Do datamodules have on_checkpoint_load/save hooks?

ananthsub · September 16, 2020, 2:33pm

We’ve built a dataloader which has a checkpointable state we can resume from. I’d like to include this in my lightning module checkpoint. It doesn’t seem like the data module has these hooks for me to add this though

cc @nate

teddy · September 16, 2020, 5:42pm

Currently not; we are working to implement this at the moment. In the mean time you can actually define train_dataloader(), val_dataloader() within your LightningModule itself, and anything that would be saved to its state_dict will be saved with the checkpoint.

ananthsub · September 16, 2020, 5:45pm

Is there a github issue/PR i can subscribe to for this?

goku · September 16, 2020, 5:51pm

saving state is I think specific to Callbacks. Maybe you can try creating a custom callback and overload on_save_checkpoint and on_load_checkpoint to make this work. You can check ModelCheckpoint.on_save_checkpoint for reference.
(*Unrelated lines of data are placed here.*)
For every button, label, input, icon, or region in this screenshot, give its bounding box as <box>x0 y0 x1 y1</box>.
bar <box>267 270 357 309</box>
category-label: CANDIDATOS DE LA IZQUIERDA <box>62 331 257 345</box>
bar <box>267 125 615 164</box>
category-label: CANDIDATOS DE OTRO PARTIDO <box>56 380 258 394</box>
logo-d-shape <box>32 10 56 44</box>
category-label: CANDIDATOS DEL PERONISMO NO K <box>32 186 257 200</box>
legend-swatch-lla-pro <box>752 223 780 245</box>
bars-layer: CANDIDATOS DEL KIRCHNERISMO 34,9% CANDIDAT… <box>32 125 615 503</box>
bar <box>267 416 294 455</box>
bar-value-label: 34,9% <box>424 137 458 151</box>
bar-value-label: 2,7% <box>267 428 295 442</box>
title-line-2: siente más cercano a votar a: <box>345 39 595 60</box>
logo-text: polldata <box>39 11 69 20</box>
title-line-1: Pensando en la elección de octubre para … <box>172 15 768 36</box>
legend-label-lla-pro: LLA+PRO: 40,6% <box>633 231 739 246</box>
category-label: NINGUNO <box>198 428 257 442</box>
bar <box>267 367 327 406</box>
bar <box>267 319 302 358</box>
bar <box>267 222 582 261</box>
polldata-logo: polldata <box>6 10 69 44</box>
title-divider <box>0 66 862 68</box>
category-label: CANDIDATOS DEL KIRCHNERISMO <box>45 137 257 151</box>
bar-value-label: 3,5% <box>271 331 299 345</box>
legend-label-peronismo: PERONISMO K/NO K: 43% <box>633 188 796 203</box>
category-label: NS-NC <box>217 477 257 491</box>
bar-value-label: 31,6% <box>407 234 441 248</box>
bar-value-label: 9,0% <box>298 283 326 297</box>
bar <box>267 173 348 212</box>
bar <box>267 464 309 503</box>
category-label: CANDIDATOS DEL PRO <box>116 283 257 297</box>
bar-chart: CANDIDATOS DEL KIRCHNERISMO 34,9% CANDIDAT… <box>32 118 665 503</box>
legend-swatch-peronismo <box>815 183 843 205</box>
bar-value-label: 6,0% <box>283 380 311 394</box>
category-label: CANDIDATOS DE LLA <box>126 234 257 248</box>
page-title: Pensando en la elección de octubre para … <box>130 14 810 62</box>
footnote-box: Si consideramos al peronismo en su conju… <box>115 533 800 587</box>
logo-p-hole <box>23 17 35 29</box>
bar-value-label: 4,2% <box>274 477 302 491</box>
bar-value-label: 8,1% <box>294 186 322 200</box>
ananthsub · September 16, 2020, 5:54pm

The LightningModule also has these hooks to augment the checkpoint with more information: https://pytorch-lightning.readthedocs.io/en/latest/lightning_module.html#checkpoint-hooks

nate · September 16, 2020, 5:58pm

@ananthsub what do you envision a feature like this looking like? There was an issue about it here, but I haven’t seen/come up with a proposed solution that makes sense yet.

I’ve been workin on a solution for argument parsing that’ll let you get access to all the args/kwargs used to init model/dm/trainer which I’ll push this week…I was planning on using that to solve this problem, but then it would force the user to use my new object LightningArgumentParser (which I feel is a bad thing to enforce).

Can we discuss a solution here on what this checkpointing feature will concretely look like?

ananthsub · September 16, 2020, 5:59pm

Yes I’ll ping you on slack. I don’t want to be forced to use LightningArgumentParser for this. That seems to go against Lightning principles of being config-agnostic

nate · September 16, 2020, 6:07pm

totally agree. they need to be completely separate